Though the name of the make-up and hair artists have been lost to time even by Chanel’s own team, both were standout elements of the SS94 show. The cast of models included all the heavyweights: Naomi Cambell, Kate Moss, Claudia Schiffer, Helena Christensen, Carla Bruni, Amber Valletta, Cindy Crawford, Stella Tennant, and Christy Turlington.


The SS94 show was a play on high-low. Think: pastel tweed short suits, mini-dresses, and cheeky bralettes all of which would heavily influence the style of Clueless (1995). With the addition of XL chains, oversized denim shorts, suspenders, and bucket hats, it was clear that Lagerfeld was taking inspiration from the world of hip hop at the time.

Along with that, the SS94 collection explored the classic mix of unexpected which Lagerfeld became known for. The tweed suit was turned on its head and transformed into covetable mini dresses, while elements like Chanel logo beach towels and tiny bikinis added an element of camp specifically seen during the 90s. “Fashion today is more about attitude than detailing,” the designer said of his work during this time.

The hair added a quirky and playful element to an already expressive collection. Each model wore a different style. There were high ponytails topped off with the brand’s classic white camelia as well as jagged, angular longer bobs with streaks of unusual colours: sunflower yellow, steel grey, faded mauve, and burnt orange, to name a few. Kate Moss wore a high pony that was painted a pastel pink shade (to match her slouchy suit) with grey tips, topped off with a camelia. Of course, there were also some messy pixie cuts thrown in for good measure. Some of the ponytails were worn so high on top of the head that the surrounding hair fell over the edges of the face and framed it, creating a new sort of volume. Camelia flowers, oversized bucket hats and tweed caps were worn accordingly. 

Though chunky blonde highlights were extremely popular during the early 90s, brightly coloured streaks felt like the cooler, more alternative trend on the rise. It wasn’t until the early 2000s that people would start wearing this trend in a more mainstream way, which made the show feel all the more on the verge.

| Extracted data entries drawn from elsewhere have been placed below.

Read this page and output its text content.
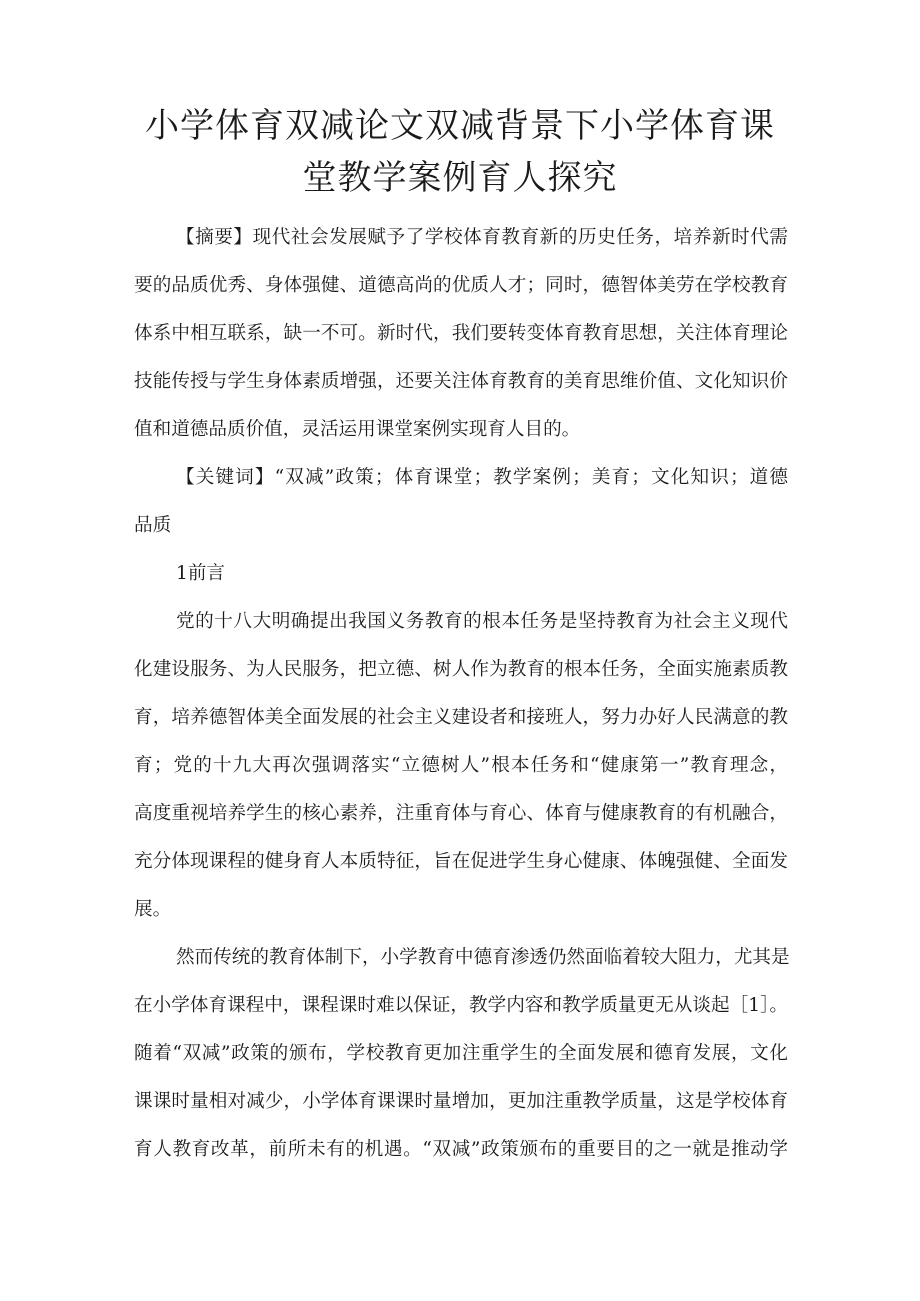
小学体育双减论文双减背景下小学体育课
堂教学案例育人探究
【摘要】现代社会发展赋予了学校体育教育新的历史任务，培养新时代需
要的品质优秀、身体强健、道德高尚的优质人才；同时，德智体美劳在学校教育
体系中相互联系，缺一不可。新时代，我们要转变体育教育思想，关注体育理论
技能传授与学生身体素质增强，还要关注体育教育的美育思维价值、文化知识价
值和道德品质价值，灵活运用课堂案例实现育人目的。
【关键词】“双减”政策；体育课堂；教学案例；美育；文化知识；道德
品质
1前言
党的十八大明确提出我国义务教育的根本任务是坚持教育为社会主义现代
化建设服务、为人民服务，把立德、树人作为教育的根本任务，全面实施素质教
育，培养德智体美全面发展的社会主义建设者和接班人，努力办好人民满意的教
育；党的十九大再次强调落实“立德树人”根本任务和“健康第一”教育理念，
高度重视培养学生的核心素养，注重育体与育心、体育与健康教育的有机融合，
充分体现课程的健身育人本质特征，旨在促进学生身心健康、体魄强健、全面发
展。
然而传统的教育体制下，小学教育中德育渗透仍然面临着较大阻力，尤其是
在小学体育课程中，课程课时难以保证，教学内容和教学质量更无从谈起［1］。
随着“双减”政策的颁布，学校教育更加注重学生的全面发展和德育发展，文化
课课时量相对减少，小学体育课课时量增加，更加注重教学质量，这是学校体育
育人教育改革，前所未有的机遇。“双减”政策颁布的重要目的之一就是推动学
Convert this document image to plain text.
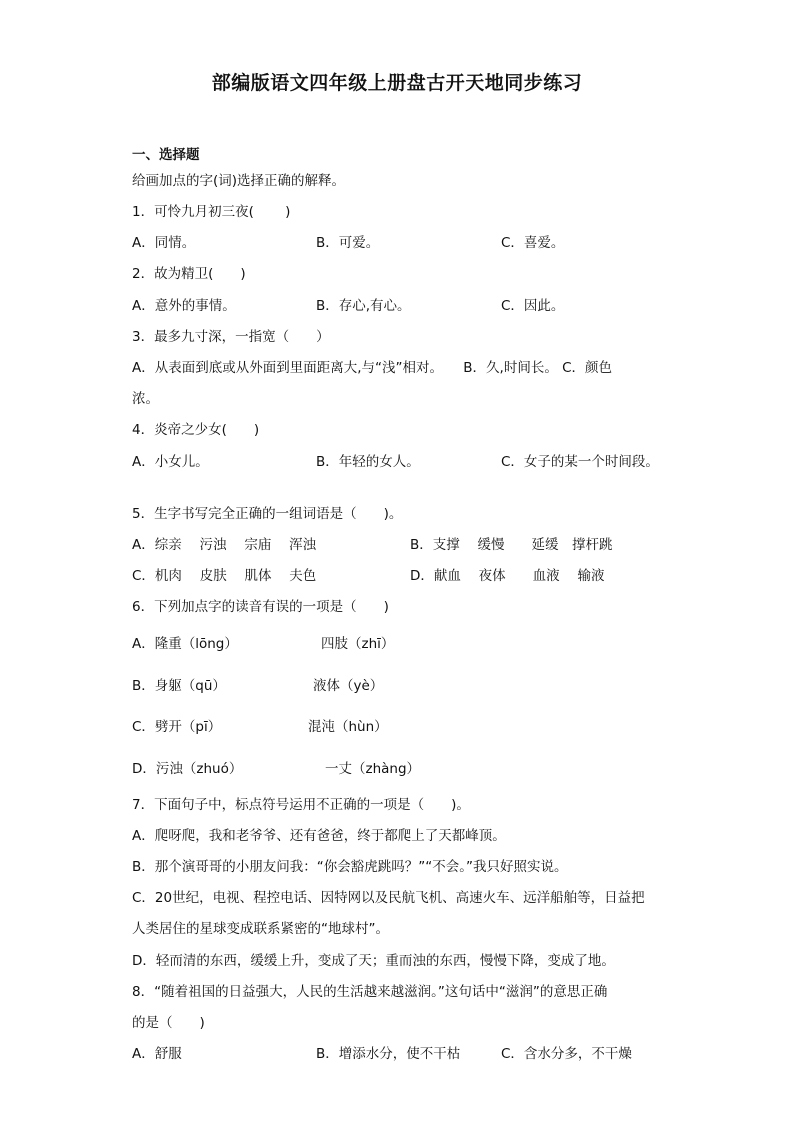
部编版语文四年级上册盘古开天地同步练习
一、选择题
给画加点的字(词)选择正确的解释。
1．可怜九月初三夜(　　 )
A．同情。	B．可爱。	C．喜爱。
2．故为精卫(　　)
A．意外的事情。	B．存心,有心。	C．因此。
3．最多九寸深，一指宽（　　）
A．从表面到底或从外面到里面距离大,与“浅”相对。　　B．久,时间长。 C．颜色
浓。
4．炎帝之少女(　　)
A．小女儿。	B．年轻的女人。	C．女子的某一个时间段。
5．生字书写完全正确的一组词语是（　　)。
A．综亲　 污浊　 宗庙　 浑浊	B．支撑　 缓慢　　延缓　撑杆跳
C．机肉　 皮肤　 肌体　 夫色	D．献血　 夜体　　血液　 输液
6．下列加点字的读音有误的一项是（　　)
A．隆重（lōng）	四肢（zhī）
B．身躯（qū）	液体（yè）
C．劈开（pī）	混沌（hùn）
D．污浊（zhuó）	一丈（zhàng）
7．下面句子中，标点符号运用不正确的一项是（　　)。
A．爬呀爬，我和老爷爷、还有爸爸，终于都爬上了天都峰顶。
B．那个演哥哥的小朋友问我：“你会豁虎跳吗？”“不会。”我只好照实说。
C．20世纪，电视、程控电话、因特网以及民航飞机、高速火车、远洋船舶等，日益把
人类居住的星球变成联系紧密的“地球村”。
D．轻而清的东西，缓缓上升，变成了天；重而浊的东西，慢慢下降，变成了地。
8．“随着祖国的日益强大，人民的生活越来越滋润。”这句话中“滋润”的意思正确
的是（　　)
A．舒服	B．增添水分，使不干枯	C．含水分多，不干燥
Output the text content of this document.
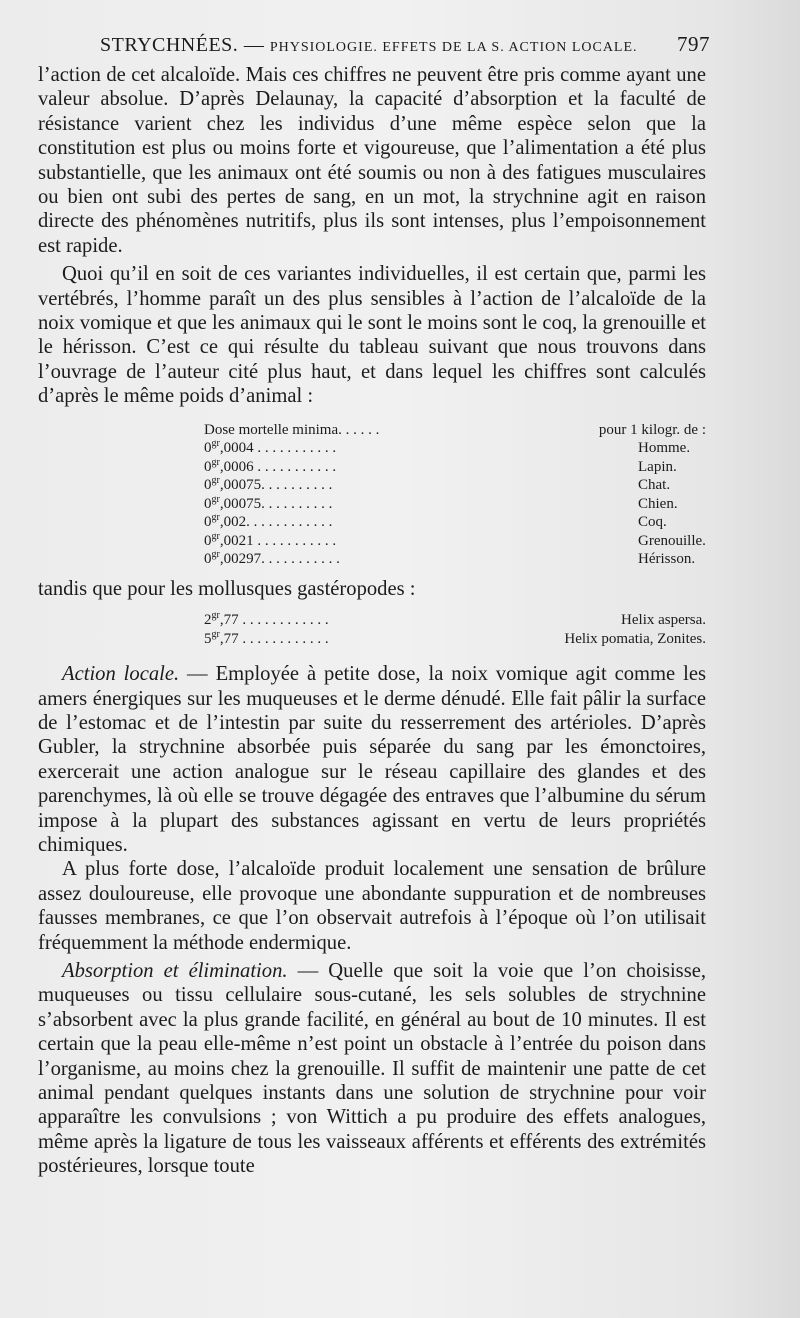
STRYCHNÉES. — PHYSIOLOGIE. EFFETS DE LA S. ACTION LOCALE. 797

l’action de cet alcaloïde. Mais ces chiffres ne peuvent être pris comme ayant une valeur absolue. D’après Delaunay, la capacité d’absorption et la faculté de résistance varient chez les individus d’une même espèce selon que la constitution est plus ou moins forte et vigoureuse, que l’alimentation a été plus substantielle, que les animaux ont été soumis ou non à des fatigues musculaires ou bien ont subi des pertes de sang, en un mot, la strychnine agit en raison directe des phénomènes nutritifs, plus ils sont intenses, plus l’empoisonnement est rapide.

Quoi qu’il en soit de ces variantes individuelles, il est certain que, parmi les vertébrés, l’homme paraît un des plus sensibles à l’action de l’alcaloïde de la noix vomique et que les animaux qui le sont le moins sont le coq, la grenouille et le hérisson. C’est ce qui résulte du tableau suivant que nous trouvons dans l’ouvrage de l’auteur cité plus haut, et dans lequel les chiffres sont calculés d’après le même poids d’animal :

Dose mortelle minima. . . . . .	pour 1 kilogr. de :
$0^{gr},0004$ . . . . . . . . . . .	Homme.
$0^{gr},0006$ . . . . . . . . . . .	Lapin.
$0^{gr},00075$. . . . . . . . . .	Chat.
$0^{gr},00075$. . . . . . . . . .	Chien.
$0^{gr},002$. . . . . . . . . . . .	Coq.
$0^{gr},0021$ . . . . . . . . . . .	Grenouille.
$0^{gr},00297$. . . . . . . . . . .	Hérisson.

tandis que pour les mollusques gastéropodes :

$2^{gr},77$ . . . . . . . . . . . .	Helix aspersa.
$5^{gr},77$ . . . . . . . . . . . .	Helix pomatia, Zonites.

Action locale. — Employée à petite dose, la noix vomique agit comme les amers énergiques sur les muqueuses et le derme dénudé. Elle fait pâlir la surface de l’estomac et de l’intestin par suite du resserrement des artérioles. D’après Gubler, la strychnine absorbée puis séparée du sang par les émonctoires, exercerait une action analogue sur le réseau capillaire des glandes et des parenchymes, là où elle se trouve dégagée des entraves que l’albumine du sérum impose à la plupart des substances agissant en vertu de leurs propriétés chimiques.

A plus forte dose, l’alcaloïde produit localement une sensation de brûlure assez douloureuse, elle provoque une abondante suppuration et de nombreuses fausses membranes, ce que l’on observait autrefois à l’époque où l’on utilisait fréquemment la méthode endermique.

Absorption et élimination. — Quelle que soit la voie que l’on choisisse, muqueuses ou tissu cellulaire sous-cutané, les sels solubles de strychnine s’absorbent avec la plus grande facilité, en général au bout de 10 minutes. Il est certain que la peau elle-même n’est point un obstacle à l’entrée du poison dans l’organisme, au moins chez la grenouille. Il suffit de maintenir une patte de cet animal pendant quelques instants dans une solution de strychnine pour voir apparaître les convulsions ; von Wittich a pu produire des effets analogues, même après la ligature de tous les vaisseaux afférents et efférents des extrémités postérieures, lorsque toute
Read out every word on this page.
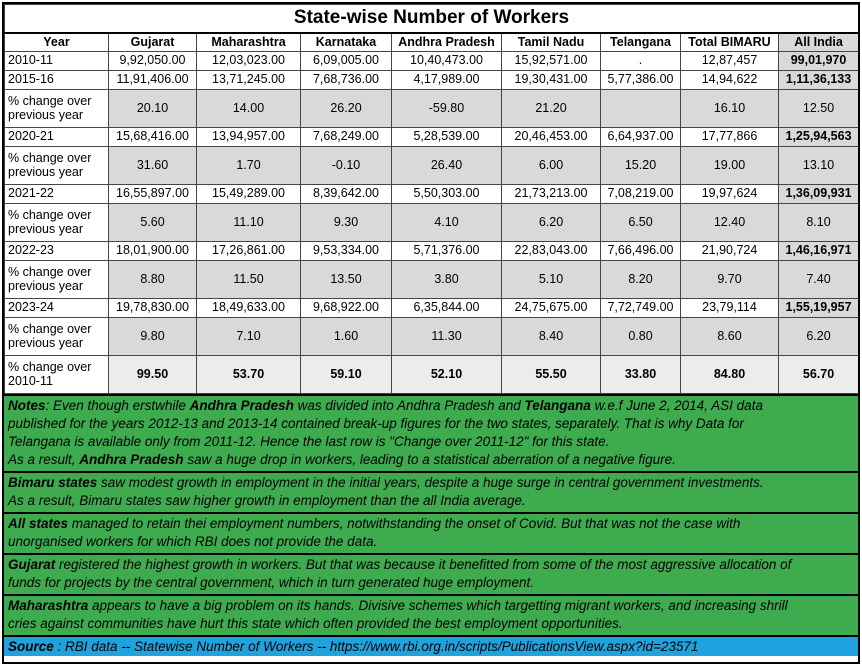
State-wise Number of Workers								
Year	Gujarat	Maharashtra	Karnataka	Andhra Pradesh	Tamil Nadu	Telangana	Total BIMARU	All India
2010-11	9,92,050.00	12,03,023.00	6,09,005.00	10,40,473.00	15,92,571.00	.	12,87,457	99,01,970
2015-16	11,91,406.00	13,71,245.00	7,68,736.00	4,17,989.00	19,30,431.00	5,77,386.00	14,94,622	1,11,36,133
% change over previous year	20.10	14.00	26.20	-59.80	21.20		16.10	12.50
2020-21	15,68,416.00	13,94,957.00	7,68,249.00	5,28,539.00	20,46,453.00	6,64,937.00	17,77,866	1,25,94,563
% change over previous year	31.60	1.70	-0.10	26.40	6.00	15.20	19.00	13.10
2021-22	16,55,897.00	15,49,289.00	8,39,642.00	5,50,303.00	21,73,213.00	7,08,219.00	19,97,624	1,36,09,931
% change over previous year	5.60	11.10	9.30	4.10	6.20	6.50	12.40	8.10
2022-23	18,01,900.00	17,26,861.00	9,53,334.00	5,71,376.00	22,83,043.00	7,66,496.00	21,90,724	1,46,16,971
% change over previous year	8.80	11.50	13.50	3.80	5.10	8.20	9.70	7.40
2023-24	19,78,830.00	18,49,633.00	9,68,922.00	6,35,844.00	24,75,675.00	7,72,749.00	23,79,114	1,55,19,957
% change over previous year	9.80	7.10	1.60	11.30	8.40	0.80	8.60	6.20
% change over 2010-11	99.50	53.70	59.10	52.10	55.50	33.80	84.80	56.70
Notes: Even though erstwhile Andhra Pradesh was divided into Andhra Pradesh and Telangana w.e.f June 2, 2014, ASI data
published for the years 2012-13 and 2013-14 contained break-up figures for the two states, separately. That is why Data for
Telangana is available only from 2011-12. Hence the last row is "Change over 2011-12" for this state.
As a result, Andhra Pradesh saw a huge drop in workers, leading to a statistical aberration of a negative figure.
Bimaru states saw modest growth in employment in the initial years, despite a huge surge in central government investments.
As a result, Bimaru states saw higher growth in employment than the all India average.
All states managed to retain thei employment numbers, notwithstanding the onset of Covid. But that was not the case with
unorganised workers for which RBI does not provide the data.
Gujarat registered the highest growth in workers. But that was because it benefitted from some of the most aggressive allocation of
funds for projects by the central government, which in turn generated huge employment.
Maharashtra appears to have a big problem on its hands. Divisive schemes which targetting migrant workers, and increasing shrill
cries against communities have hurt this state which often provided the best employment opportunities.
Source : RBI data -- Statewise Number of Workers -- https://www.rbi.org.in/scripts/PublicationsView.aspx?id=23571
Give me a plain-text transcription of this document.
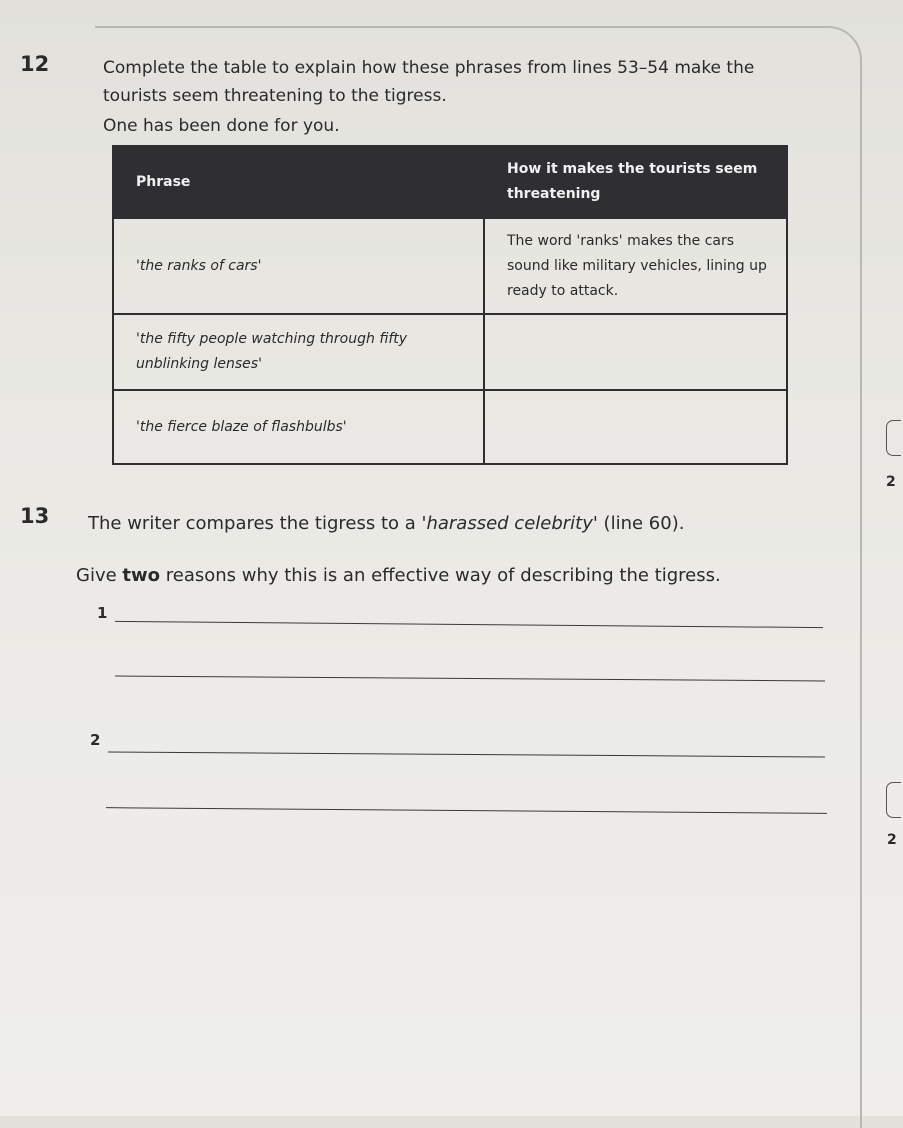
12	Complete the table to explain how these phrases from lines 53–54 make the
tourists seem threatening to the tigress.
One has been done for you.
Phrase	How it makes the tourists seem threatening
'the ranks of cars'	The word 'ranks' makes the cars sound like military vehicles, lining up ready to attack.
'the fifty people watching through fifty unblinking lenses'	
'the fierce blaze of flashbulbs'	
2
13 The writer compares the tigress to a 'harassed celebrity' (line 60).
Give two reasons why this is an effective way of describing the tigress.
1
2
2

Meanwhile, the make-up made just as much of an impact as it honed in on the cliches of the 90s beauty stereotypes. Models were all bronzed with skinny, dark brows. The A-list cast of supermodels had their faces even more chiselled with blush and bronzer for the appearance of razor-sharp cheekbones. Each model wore an earthy, pink-toned lipstick and the rest of the face was left bare, save for some black liner, eyeshadow, and mascara.


The show took place in Paris during Paris Fashion Week. Classical music played as models spun and twirled down the runway. In addition to the usual fashion insiders, fashion designer Oscar de la Renta stood front row taking photographs. Trios of models walked out together on the catwalk, their hair colour matching their outfits.


Coloured hairpieces, high ponies, and skinny brows… the beauty look of the SS94 Chanel show represented Lagerfeld’s seamless ability to take what was seen in the streets and pop culture and pull it into the world of high-fashion in a totally new and surprising way. His vision for beauty was just as expressive as it was for his vision of fashion, and the SS94 show confirmed that.


The high pony is the signature piece of this look. To get the effect, tilt your head forward and pull all your hair to the top of your crown and secure. Use a clear elastic for the best hold. Then, apply a temporary colour such as L’Oréal Colorista Wash Out Colour to the ends of your ponytail. Fan the ends around your face to frame it.

As for the make-up, the skinny brows are the most important element of getting the look. Use a brow detailer, such as Glossier’s Eyebrow Detailing Pen: Brow Flick, in one shade darker than your natural colour, and shape them to be as fine as possible. Next, contour those cheekbones with a palette like MAC Cosmetics Palette Contouring Sculpt & Shape. Top the look off with a dusty, earthy pink lipstick such as Gucci’s lipstick in the shade.